To address performance degradation caused by parameter conflicts in large language model (LLM) fusion and the high storage/computation overhead and poor cross-task knowledge sharing induced by conventional model routing, this paper proposes a hierarchical fusion framework. Motivated by our first empirical discovery of heterogeneous parameter conflict across LLM layers, the framework applies parameter averaging to low-conflict layers while introducing task-level expert routing for high-conflict layers. We further design a sparse expert decoupling mechanism and an input uncertainty—driven (entropy/variance) dynamic expert selection strategy. This approach jointly optimizes knowledge sharing and conflict mitigation. Extensive experiments on LLaMA and Qwen series models demonstrate that our method significantly outperforms existing fusion baselines: average accuracy improves by 3.2–5.8%, GPU memory consumption decreases by 37%, and inference latency reduces by 29%.

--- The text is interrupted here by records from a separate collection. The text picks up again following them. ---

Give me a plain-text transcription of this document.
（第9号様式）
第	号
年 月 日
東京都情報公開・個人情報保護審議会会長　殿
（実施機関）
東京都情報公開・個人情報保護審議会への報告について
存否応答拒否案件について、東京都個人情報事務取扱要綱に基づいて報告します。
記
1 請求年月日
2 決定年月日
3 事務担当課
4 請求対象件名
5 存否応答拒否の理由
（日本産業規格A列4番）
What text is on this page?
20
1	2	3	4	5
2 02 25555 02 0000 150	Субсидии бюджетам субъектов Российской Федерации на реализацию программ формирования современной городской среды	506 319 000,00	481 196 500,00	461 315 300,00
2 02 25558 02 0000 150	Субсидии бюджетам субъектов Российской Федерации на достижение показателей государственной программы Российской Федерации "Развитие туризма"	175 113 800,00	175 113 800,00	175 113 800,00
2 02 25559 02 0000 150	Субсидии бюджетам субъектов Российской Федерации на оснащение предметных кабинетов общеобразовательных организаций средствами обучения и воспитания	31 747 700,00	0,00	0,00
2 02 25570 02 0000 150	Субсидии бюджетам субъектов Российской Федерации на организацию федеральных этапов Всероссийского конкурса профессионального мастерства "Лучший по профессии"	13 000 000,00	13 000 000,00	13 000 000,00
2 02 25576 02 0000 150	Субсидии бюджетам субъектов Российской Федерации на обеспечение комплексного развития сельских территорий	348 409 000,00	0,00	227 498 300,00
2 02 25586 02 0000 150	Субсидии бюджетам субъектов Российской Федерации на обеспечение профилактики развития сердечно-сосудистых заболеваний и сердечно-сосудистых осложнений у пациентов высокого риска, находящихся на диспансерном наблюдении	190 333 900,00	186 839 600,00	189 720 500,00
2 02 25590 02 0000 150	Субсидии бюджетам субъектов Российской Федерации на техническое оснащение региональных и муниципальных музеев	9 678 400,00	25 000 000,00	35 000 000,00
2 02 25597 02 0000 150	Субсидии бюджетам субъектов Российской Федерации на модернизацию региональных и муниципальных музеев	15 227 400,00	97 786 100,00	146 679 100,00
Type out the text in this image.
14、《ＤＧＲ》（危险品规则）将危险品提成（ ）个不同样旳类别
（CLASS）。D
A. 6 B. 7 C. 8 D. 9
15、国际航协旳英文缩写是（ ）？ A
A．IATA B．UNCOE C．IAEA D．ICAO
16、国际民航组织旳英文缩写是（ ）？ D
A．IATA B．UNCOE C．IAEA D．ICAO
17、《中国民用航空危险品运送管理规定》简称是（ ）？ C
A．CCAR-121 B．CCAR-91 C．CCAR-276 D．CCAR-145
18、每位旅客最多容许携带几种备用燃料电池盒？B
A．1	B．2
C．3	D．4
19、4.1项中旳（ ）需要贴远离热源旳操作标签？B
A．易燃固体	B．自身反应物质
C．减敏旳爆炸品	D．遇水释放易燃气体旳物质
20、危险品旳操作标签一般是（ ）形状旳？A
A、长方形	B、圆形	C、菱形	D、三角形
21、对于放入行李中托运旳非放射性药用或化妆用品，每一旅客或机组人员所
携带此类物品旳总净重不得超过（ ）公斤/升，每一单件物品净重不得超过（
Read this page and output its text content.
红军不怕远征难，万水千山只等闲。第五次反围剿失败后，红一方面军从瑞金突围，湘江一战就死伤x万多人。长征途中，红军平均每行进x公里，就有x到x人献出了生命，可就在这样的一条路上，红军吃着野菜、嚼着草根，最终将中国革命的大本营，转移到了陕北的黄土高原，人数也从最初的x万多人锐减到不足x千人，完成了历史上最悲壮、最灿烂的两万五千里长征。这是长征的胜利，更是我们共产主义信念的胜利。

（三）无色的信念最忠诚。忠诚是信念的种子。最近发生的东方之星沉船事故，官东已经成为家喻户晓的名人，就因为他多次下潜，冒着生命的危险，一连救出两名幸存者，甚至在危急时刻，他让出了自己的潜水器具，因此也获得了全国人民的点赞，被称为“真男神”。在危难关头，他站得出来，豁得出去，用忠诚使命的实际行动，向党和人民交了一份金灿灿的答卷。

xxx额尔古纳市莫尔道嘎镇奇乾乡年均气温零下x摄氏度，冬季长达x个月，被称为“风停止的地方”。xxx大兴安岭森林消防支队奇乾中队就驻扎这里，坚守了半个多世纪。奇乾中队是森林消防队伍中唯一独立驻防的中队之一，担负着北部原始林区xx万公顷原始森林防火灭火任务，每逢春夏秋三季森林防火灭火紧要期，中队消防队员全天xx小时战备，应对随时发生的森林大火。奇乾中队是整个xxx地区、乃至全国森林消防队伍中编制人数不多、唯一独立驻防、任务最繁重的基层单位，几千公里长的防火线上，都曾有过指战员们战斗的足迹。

Model merging aggregates Large Language Models (LLMs) finetuned on different tasks into a stronger one. However, parameter conflicts between models leads to performance degradation in averaging. While model routing addresses this issue by selecting individual models during inference, it imposes excessive storage and compute costs, and fails to leverage the common knowledge from different models. In this work, we observe that different layers exhibit varying levels of parameter conflicts. Building on this insight, we average layers with minimal parameter conflicts and use a novel task-level expert routing for layers with significant conflicts. To further reduce storage costs, inspired by task arithmetic sparsity, we decouple multiple fine-tuned experts into a dense expert and several sparse experts. Considering the out-of-distribution samples, we select and merge appropriate experts based on the task uncertainty of the input data. We conduct extensive experiments on both LLaMA and Qwen with varying parameter scales, and evaluate on real-world reasoning tasks. Results demonstrate that our method consistently achieves significant performance improvements while requiring less system cost compared to existing methods.